Opinion by
Morrison, J.,Upon careful reading of the testimony and due consideration of the arguments of counsel and the charge of the learned trial judge, we are of the opinion that this case was well tried and a just judgment reached in the lower court. The charge, which will appear in the report of the case, needs no argument from us to demonstrate that it is adequate and impartial. In our opinion, under the testimony and the charge, there is no- merit in the first six assignments of error.
But the learned counsel for plaintiff seek to secure a reversal of the judgment upon an additional assignment (the seventh) which seems to have been an afterthought because it is pasted into the paper-book evidently after the book was printed. This assignment alleges error in a portion of the charge as follows: “The court erred in refusing to submit to the jury the claim of the plaintiff for nursing as follows:
“The defendant does not contest two items of plain*463tiff’s claim, viz,: For holding the funeral and supplies for the funeral amounting to $31.00 which, with interest at the time of the trial, amounted to $35.65. Under the views we have expressed the plaintiff is not entitled to recover more than that amount.”
Upon this assignment it is contended that the learned trial judge erred in not referring to the jury plaintiff’s claim for nursing Samuel Drumm during his last illness. But it is not at all clear to us that this language of the judge indicates that he had in mind the nursing claim at all. Counsel for plaintiff should not claim surprise because the trial judge did not refer the nursing claim to the jury, in the absence of a request on their part so to do, because it is asserted, and seems to be conceded, that at the second trial of this case the trial judge held that plaintiff could not recover for the nursing because there was no evidence of the value of the same. Whether this ruling was right or wrong the plaintiff should have proved the value of the nursing at the third trial, or at least have requested the trial judge to refer such evidence as had been offered describing the character of the nursing services, to the jury. It is stated, and seems to be conceded, that the third trial was upon the record of the evidence taken at the second and therefore the third trial was on precisely the same evidence as the second.
If we were to consider the seventh assignment sufficient to raise the nursing question it would not be fair to the trial judge to sustain that assignment, because it is apparent from the record that the language quoted in that assignment had reference to plaintiff’s claim for boarding and lodging Samuel Drumm, and to the funeral expenses, and to nothing else. We are sustained in this view by the fact that plaintiff’s counsel presented to the trial judge a series of written points, for instructions to the jury, and not one of these points called the judge’s attention to the nursing claim. It is true the plaintiff did offer some testimony tending to show that he nursed Samuel Drumm during his last illness, *464but the evidence clearly shows that the old gentleman was only ill about three weeks and that he was up and about the house on the day before he died. In any view of this matter the nursing claim would be small in amount.

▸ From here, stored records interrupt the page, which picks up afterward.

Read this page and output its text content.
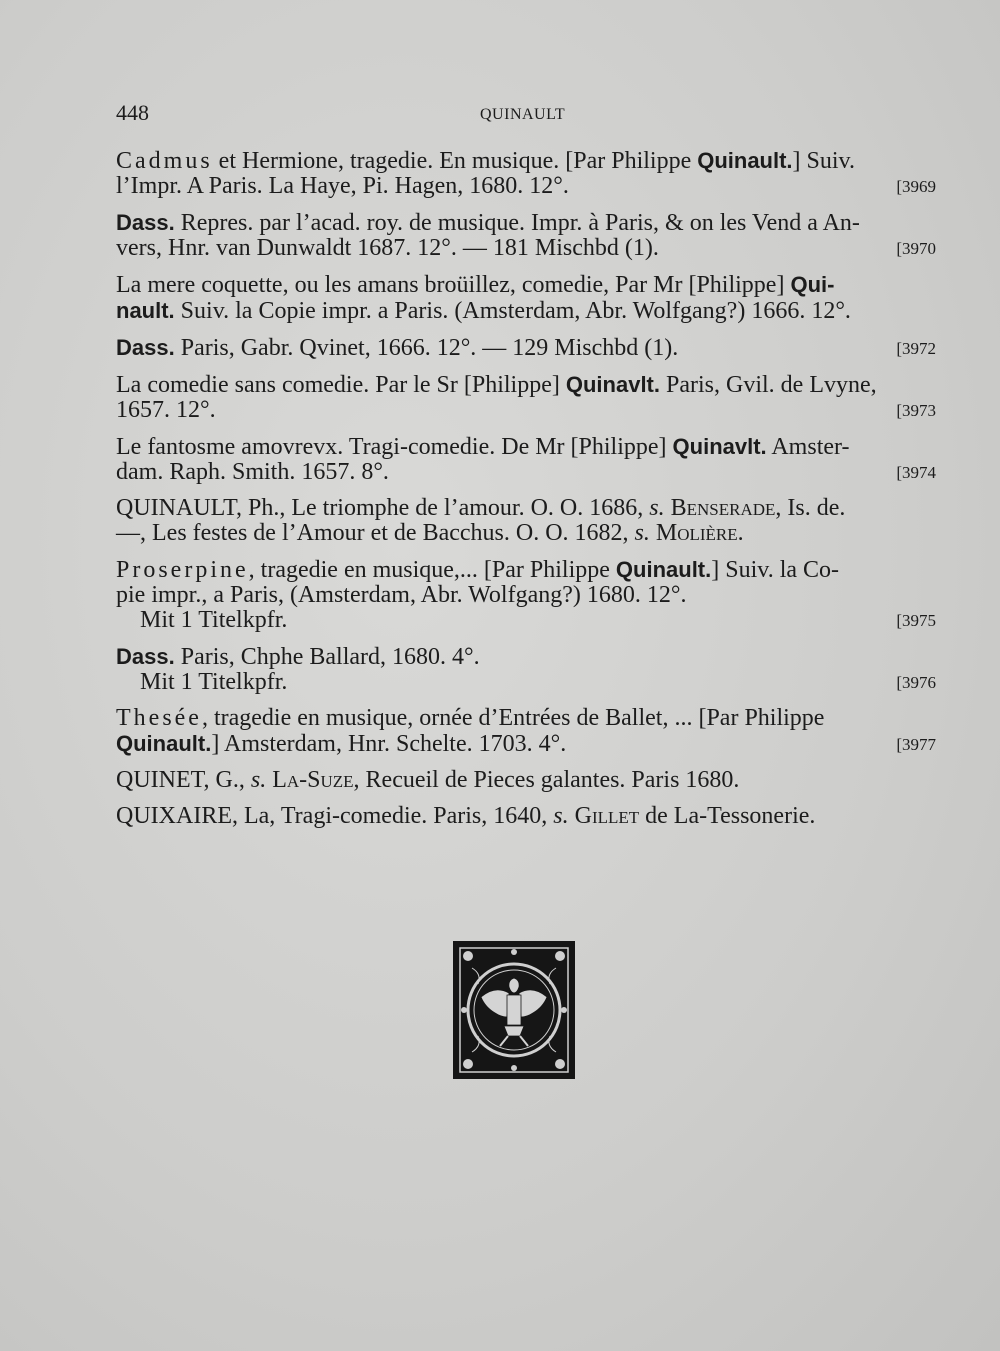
448	QUINAULT
Cadmus et Hermione, tragedie. En musique. [Par Philippe Quinault.] Suiv.
l’Impr. A Paris. La Haye, Pi. Hagen, 1680. 12°.	[3969
Dass. Repres. par l’acad. roy. de musique. Impr. à Paris, & on les Vend a An-
vers, Hnr. van Dunwaldt 1687. 12°. — 181 Mischbd (1).	[3970
La mere coquette, ou les amans broüillez, comedie, Par Mr [Philippe] Qui-
nault. Suiv. la Copie impr. a Paris. (Amsterdam, Abr. Wolfgang?) 1666. 12°.
Dass. Paris, Gabr. Qvinet, 1666. 12°. — 129 Mischbd (1).	[3972
La comedie sans comedie. Par le Sr [Philippe] Quinavlt. Paris, Gvil. de Lvyne,
1657. 12°.	[3973
Le fantosme amovrevx. Tragi-comedie. De Mr [Philippe] Quinavlt. Amster-
dam. Raph. Smith. 1657. 8°.	[3974
QUINAULT, Ph., Le triomphe de l’amour. O. O. 1686, s. Benserade, Is. de.
—, Les festes de l’Amour et de Bacchus. O. O. 1682, s. Molière.
Proserpine, tragedie en musique,... [Par Philippe Quinault.] Suiv. la Co-
pie impr., a Paris, (Amsterdam, Abr. Wolfgang?) 1680. 12°.
Mit 1 Titelkpfr.	[3975
Dass. Paris, Chphe Ballard, 1680. 4°.
Mit 1 Titelkpfr.	[3976
Thesée, tragedie en musique, ornée d’Entrées de Ballet, ... [Par Philippe
Quinault.] Amsterdam, Hnr. Schelte. 1703. 4°.	[3977
QUINET, G., s. La-Suze, Recueil de Pieces galantes. Paris 1680.
QUIXAIRE, La, Tragi-comedie. Paris, 1640, s. Gillet de La-Tessonerie.
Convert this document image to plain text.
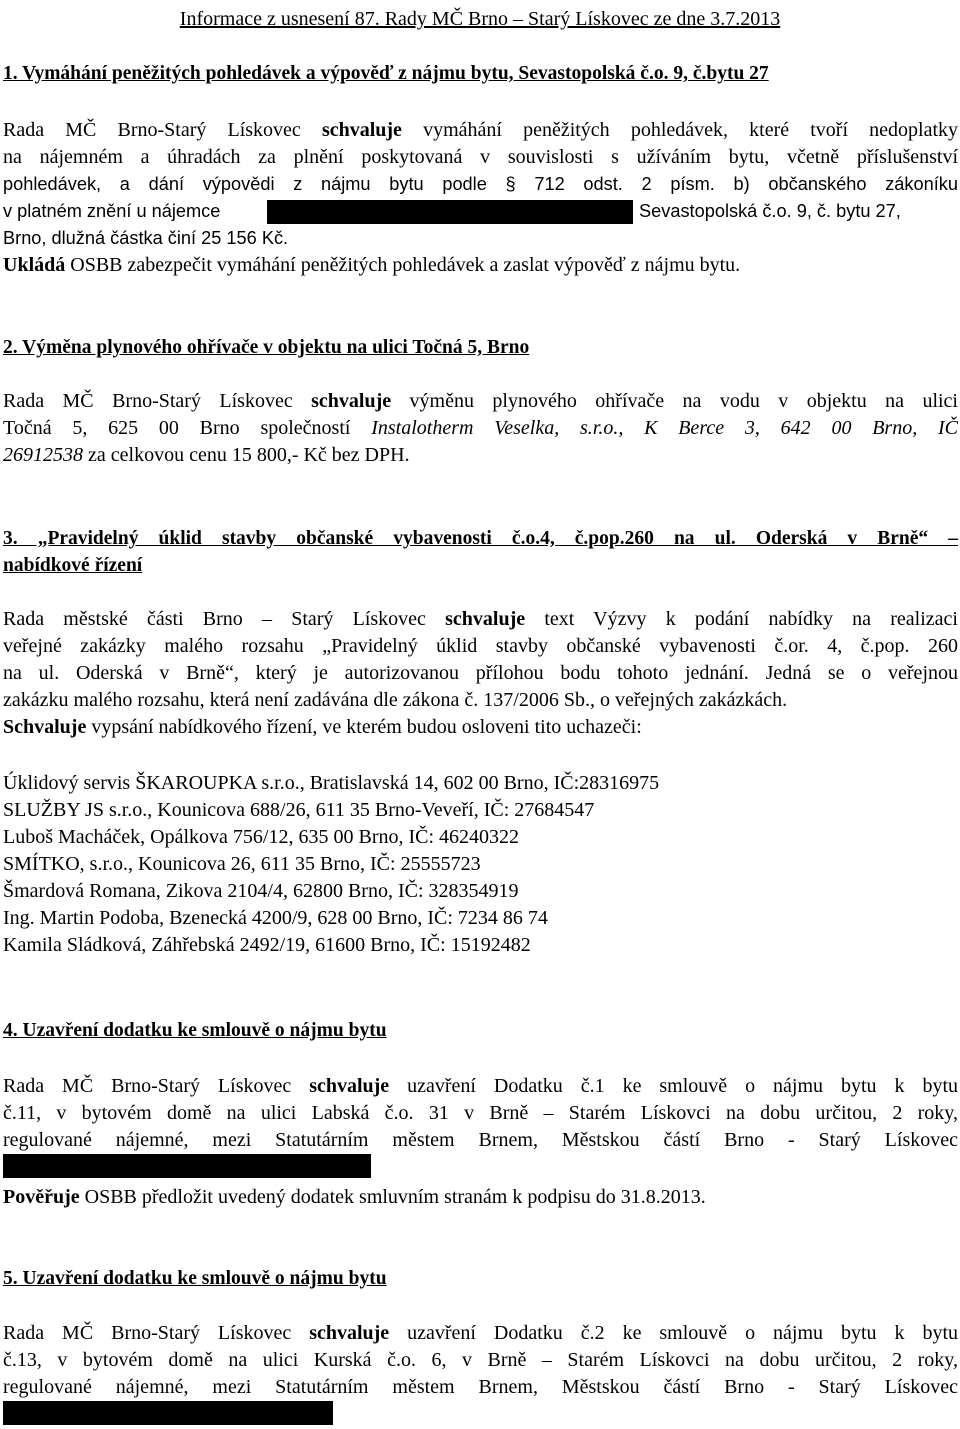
Informace z usnesení 87. Rady MČ Brno – Starý Lískovec ze dne 3.7.2013
1. Vymáhání peněžitých pohledávek a výpověď z nájmu bytu, Sevastopolská č.o. 9, č.bytu 27
Rada MČ Brno-Starý Lískovec schvaluje vymáhání peněžitých pohledávek, které tvoří nedoplatky
na nájemném a úhradách za plnění poskytovaná v souvislosti s užíváním bytu, včetně příslušenství
pohledávek, a dání výpovědi z nájmu bytu podle § 712 odst. 2 písm. b) občanského zákoníku
v platném znění u nájemce	Sevastopolská č.o. 9, č. bytu 27,
Brno, dlužná částka činí 25 156 Kč.
Ukládá OSBB zabezpečit vymáhání peněžitých pohledávek a zaslat výpověď z nájmu bytu.
2. Výměna plynového ohřívače v objektu na ulici Točná 5, Brno
Rada MČ Brno-Starý Lískovec schvaluje výměnu plynového ohřívače na vodu v objektu na ulici
Točná 5, 625 00 Brno společností Instalotherm Veselka, s.r.o., K Berce 3, 642 00 Brno, IČ
26912538 za celkovou cenu 15 800,- Kč bez DPH.
3. „Pravidelný úklid stavby občanské vybavenosti č.o.4, č.pop.260 na ul. Oderská v Brně“ –
nabídkové řízení
Rada městské části Brno – Starý Lískovec schvaluje text Výzvy k podání nabídky na realizaci
veřejné zakázky malého rozsahu „Pravidelný úklid stavby občanské vybavenosti č.or. 4, č.pop. 260
na ul. Oderská v Brně“, který je autorizovanou přílohou bodu tohoto jednání. Jedná se o veřejnou
zakázku malého rozsahu, která není zadávána dle zákona č. 137/2006 Sb., o veřejných zakázkách.
Schvaluje vypsání nabídkového řízení, ve kterém budou osloveni tito uchazeči:
Úklidový servis ŠKAROUPKA s.r.o., Bratislavská 14, 602 00 Brno, IČ:28316975
SLUŽBY JS s.r.o., Kounicova 688/26, 611 35 Brno-Veveří, IČ: 27684547
Luboš Macháček, Opálkova 756/12, 635 00 Brno, IČ: 46240322
SMÍTKO, s.r.o., Kounicova 26, 611 35 Brno, IČ: 25555723
Šmardová Romana, Zikova 2104/4, 62800 Brno, IČ: 328354919
Ing. Martin Podoba, Bzenecká 4200/9, 628 00 Brno, IČ: 7234 86 74
Kamila Sládková, Záhřebská 2492/19, 61600 Brno, IČ: 15192482
4. Uzavření dodatku ke smlouvě o nájmu bytu
Rada MČ Brno-Starý Lískovec schvaluje uzavření Dodatku č.1 ke smlouvě o nájmu bytu k bytu
č.11, v bytovém domě na ulici Labská č.o. 31 v Brně – Starém Lískovci na dobu určitou, 2 roky,
regulované nájemné, mezi Statutárním městem Brnem, Městskou částí Brno - Starý Lískovec
Pověřuje OSBB předložit uvedený dodatek smluvním stranám k podpisu do 31.8.2013.
5. Uzavření dodatku ke smlouvě o nájmu bytu
Rada MČ Brno-Starý Lískovec schvaluje uzavření Dodatku č.2 ke smlouvě o nájmu bytu k bytu
č.13, v bytovém domě na ulici Kurská č.o. 6, v Brně – Starém Lískovci na dobu určitou, 2 roky,
regulované nájemné, mezi Statutárním městem Brnem, Městskou částí Brno - Starý Lískovec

It is very clear from the charge that the learned trial judge did not understand that plaintiff’s counsel were insisting on the right to recover for nursing Samuel Drumm. This appears in the opening sentence of the charge as follows: “Gentlemen of the Jury: The plaintiff seeks in this action to recover for boarding, and for the expense and inconvenience of holding the funeral of said Samuel Drumm.” Nothing can more clearly than this show how the learned trial judge understood the claims that were being pressed by plaintiff’s learned counsel. The entire charge does not contain a reference to the claim for nursing Samuel Drumm and if plaintiff’s able counsel meant to press that claim, we think when they heard the charge, they would not have rested without presenting a request to the judge to refer the nursing claim to the jury.
While it may be true, as now argued by plaintiff’s counsel, that having some evidence before the jury that plaintiff nursed Mr. Drumm during his last illness, although there was no proof of the value of the services, the plaintiff was entitled to recover what the jury considered the nursing reasonably worth, or at least a nominal sum, yet we" decline to sustain the seventh assignment for the reasons above stated. In support of their right to go to the jury without proving the value of the nursing services, counsel for plaintiff cite the following, among other, cases: Jones’ Appeal, 62 Pa. 324; Bash v. Bash, 9 Pa. 260; Hartman v. Inclined Plane Co., 159 Pa. 442.
This case was tried three times in the court below, and upon the questions that were really before the trial, judge and ruled upon by him, we think it was well tried the third time, and under the undisputed testimony as to the family relations which had existed for *465a long term of years between the plaintiff and Samuel Drumm and the failure of the plaintiff to overcome the presumption of periodical payments for the boarding, by proving that it was not paid for, we fully concur with the trial judge in his ruling that the plaintiff could not recover for the boarding of Samuel Drumm. As to the nursing claim we are clearly of the opinion that the plaintiff is not entitled to a reversal of the judgment on the seventh assignment for the reasons already stated.
Giving due weight to all of the assignments of error we fail to find in the record sufficient reasons for reversing the judgment and sending this case back for a fourth trial.
The assignments of error are all overruled and the judgment is affirmed, and the appeal is dismissed at the cost of appellant.